Tout n'est pas simple, en plus de ce sentiment d'irrévocable temporalité. Des messages lui arrivent, ne correspondant pas à ce qu'il croit savoir, le doute s'installe (combien Shmiel avait-t-il de filles, deux, trois ou quatre, ainsi que l'affirment certains?). La volonté de croire telle ou telle évocation recouvre parfois l'histoire du monde telle que l'on nous l'a racontée, l'esprit a besoin d'intégrer des données parfois fausses mais correspondant aux histoires précédentes. En particulier, l'histoire rassurante d'une famille unie ne peut elle pas être en réalité l'histoire de Caïn et Abel, celle de la jalousie de l'ainé qui est moins aimé de Dieu et tuera son frère cadet, jalousie que Daniel rapporte à son expérience de petit garçon ? La proximité de frères crée souvent un désir de fuite. Plus encore, comme dans la Bible, « il existe des forces très sombres qui rôdent et n'ont besoin que de la plus simple excuse pour remonter à la surface et exploser dans la violence.»

Autre contrariété, l'inutilité de ces voyages ne peut être occultée. Et l'auteur à la fin de son livre nous fait douter du bien fondé de sa recherche, durant des pages il doute et nous fait attendre, il n'arrive pas à refermer la boucle, un peu comme dans un repas copieux, on attend le désert qui ne vient pas, peut être n'y aura t il pas de dessert.

Mais si, il y a aura du dessert, et une réflexion unique sur la Genèse, la volonté de Dieu de détruire les hommes par le déluge, notre désir de croire sans faire attention à la réalité, le fait que l'on ne peut pas oublier qu'il y avait des polices juives, qui savaient qui était qui et où, et qui dénonçaient, c'était leur boulot. Réflexion aussi sur la trahison en ce cas mortelle, la recherche du passé « ne te retournes pas », laisse les morts, ou bien, ce que fait Daniel Mendelsohn, redonne vie aux disparus qui par la force de son livre, ont un visage, une stature, une voix même « fière, désespérée, dictatoriale, amère, pleine d'espoir, épuisée, troublée »Une vie certes courte, mais dont l'ampleur nous encourage, nous, pauvres humains, à poursuivre la nôtre.

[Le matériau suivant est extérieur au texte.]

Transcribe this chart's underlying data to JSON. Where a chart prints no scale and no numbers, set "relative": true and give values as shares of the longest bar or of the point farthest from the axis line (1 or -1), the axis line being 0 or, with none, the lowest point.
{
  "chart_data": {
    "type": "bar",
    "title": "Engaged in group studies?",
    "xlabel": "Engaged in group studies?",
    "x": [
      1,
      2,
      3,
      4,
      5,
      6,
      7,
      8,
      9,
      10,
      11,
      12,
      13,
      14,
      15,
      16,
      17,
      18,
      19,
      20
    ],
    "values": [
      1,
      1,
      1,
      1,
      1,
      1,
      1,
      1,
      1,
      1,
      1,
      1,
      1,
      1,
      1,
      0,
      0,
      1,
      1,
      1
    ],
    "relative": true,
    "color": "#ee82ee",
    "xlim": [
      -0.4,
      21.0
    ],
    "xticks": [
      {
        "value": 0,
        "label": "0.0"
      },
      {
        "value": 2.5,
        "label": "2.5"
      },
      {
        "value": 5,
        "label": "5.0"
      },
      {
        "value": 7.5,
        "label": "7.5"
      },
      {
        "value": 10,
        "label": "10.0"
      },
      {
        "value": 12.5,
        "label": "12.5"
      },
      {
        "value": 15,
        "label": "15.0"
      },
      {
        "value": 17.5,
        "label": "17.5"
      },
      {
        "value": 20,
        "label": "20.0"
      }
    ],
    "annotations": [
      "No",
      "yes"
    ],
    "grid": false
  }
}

Livre unique, qu'après plusieurs lectures me laisse encore plus ébahie de sa culture (évocation de l'amour de Didon et Enée et de l'abandon d'Enée qui brise le coeur de Didon), par ses questions, (pour sauver ma famille, serai,-je entré dans la police juive ?) par la succession de « coïncidences », qui prouvent que le chemin est juste et par sa quête elle même, admirable comme l'écriture qui la raconte.